In April 2010, Citigroup (NYSE: C) spun out financial services company Primerica (NYSE: PRI).
Since that point, Primerica’s stock has absolutely thrashed the total return of the S&P 500.
The chart below is an investor’s dream!
From the time Primerica went public through today, the S&P 500 has generated a terrific return of 387%.
Meanwhile, Primerica has generated a total return for shareholders in excess of 1,000%. Simply outstanding!
Through a network of more than 130,000 licensed North American sales representatives, Primerica sells life insurance, mutual funds and other financial products for third parties.
The company’s clients are, for the most part, households that have under $100,000 in annual income. These people are often in need of help with retirement planning and frequently have inadequate life insurance policies.
That’s why roughly 60% of Primerica’s income comes from its term life insurance business. And the other 40% comes from selling investment and deposit products.
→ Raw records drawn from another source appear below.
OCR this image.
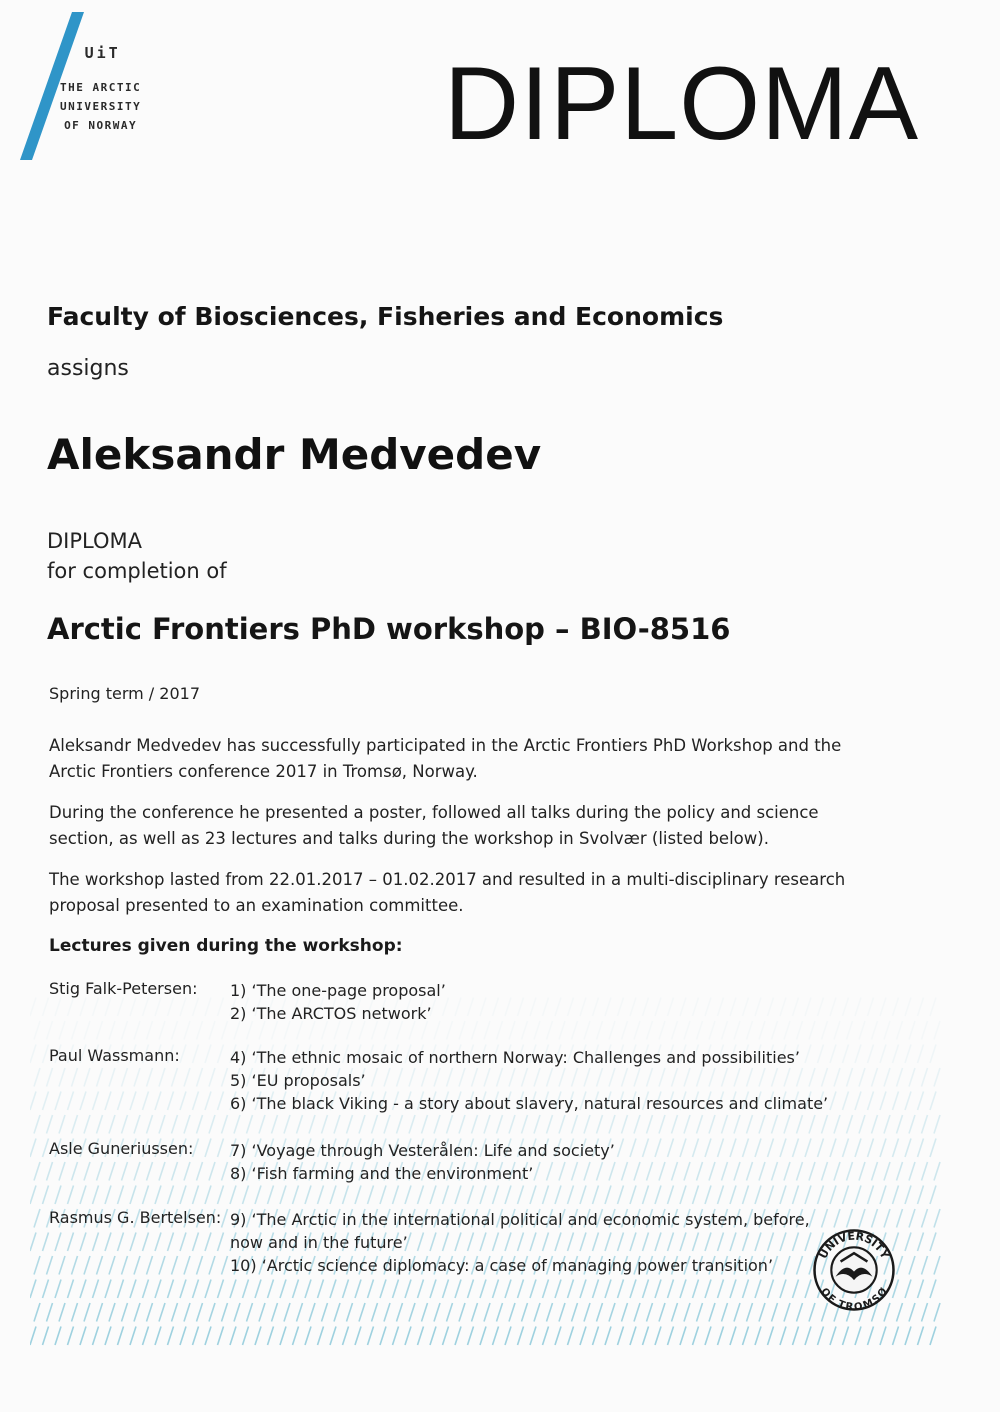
UiT
THE ARCTIC
UNIVERSITY
OF NORWAY	DIPLOMA
Faculty of Biosciences, Fisheries and Economics
assigns
Aleksandr Medvedev
DIPLOMA
for completion of
Arctic Frontiers PhD workshop – BIO-8516
Spring term / 2017
Aleksandr Medvedev has successfully participated in the Arctic Frontiers PhD Workshop and the Arctic Frontiers conference 2017 in Tromsø, Norway.
During the conference he presented a poster, followed all talks during the policy and science section, as well as 23 lectures and talks during the workshop in Svolvær (listed below).
The workshop lasted from 22.01.2017 – 01.02.2017 and resulted in a multi-disciplinary research proposal presented to an examination committee.
Lectures given during the workshop:
Stig Falk-Petersen: 1) ‘The one-page proposal’
2) ‘The ARCTOS network’
Paul Wassmann:	4) ‘The ethnic mosaic of northern Norway: Challenges and possibilities’
5) ‘EU proposals’
6) ‘The black Viking - a story about slavery, natural resources and climate’
Asle Guneriussen: 7) ‘Voyage through Vesterålen: Life and society’
8) ‘Fish farming and the environment’
Rasmus G. Bertelsen: 9) ‘The Arctic in the international political and economic system, before, now and in the future’
10) ‘Arctic science diplomacy: a case of managing power transition’
UNIVERSITY
OF TROMSØ
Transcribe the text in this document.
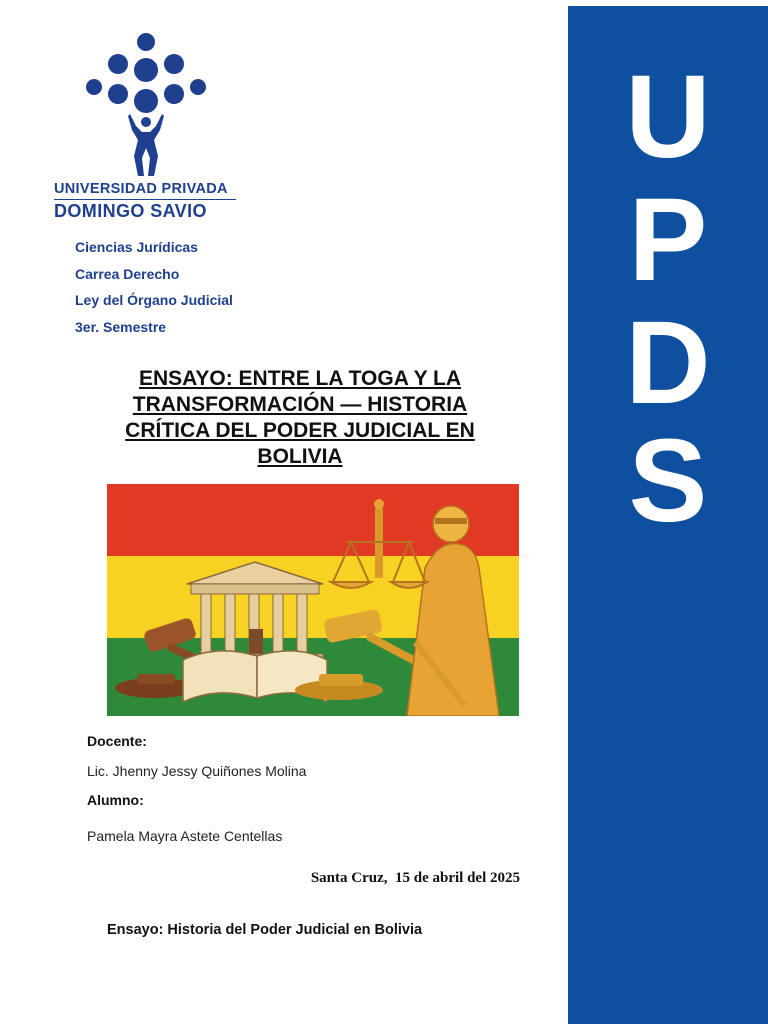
UNIVERSIDAD PRIVADA
DOMINGO SAVIO
Ciencias Jurídicas
Carrea Derecho
Ley del Órgano Judicial
3er. Semestre
ENSAYO: ENTRE LA TOGA Y LA TRANSFORMACIÓN — HISTORIA CRÍTICA DEL PODER JUDICIAL EN BOLIVIA
Docente:
Lic. Jhenny Jessy Quiñones Molina
Alumno:
Pamela Mayra Astete Centellas
Santa Cruz,  15 de abril del 2025
Ensayo: Historia del Poder Judicial en Bolivia
U
P
D
S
The company’s salespeople are aggressive. They are commission-based and effective.
And we can see clear proof of that in Primerica’s earnings per share (EPS), which have increased fourfold over the past decade.
This growth in EPS is what has driven Primerica’s stock outperformance.
Primerica’s secret weapon has been the company’s relentless focus on repurchasing shares.
Since Primerica’s IPO date just over a decade ago, the company has cut its share count in half.
I don’t often like how corporate teams deploy share repurchases.
If the shares being repurchased don’t represent good value, then a buyback destroys shareholder value. We see that far too often from corporate America.
Clearly, though, that hasn’t been the case here.
By repurchasing shares at attractive prices, Primerica’s leadership has accelerated the company’s ability to grow earnings on a per-share basis.
And remember, folks: It is on a per-share basis that we want to see the companies we own grow.
Despite growing EPS at a terrific annualized rate of more than 16% over the past dozen years, Primerica’s valuation is rather modest.
The consensus analyst estimate for Primerica’s 2024 EPS is $17.20.
With a current share price of just over $200, that means this great growth company trades at just 11.62 times 2024 earnings.
I will take a company with this long-term growth record at that valuation every day of the week.
Primerica has years of growth ahead, and we can own that growth at a very nice price.
The Value Meter rates Primerica shares as “Slightly Undervalued.”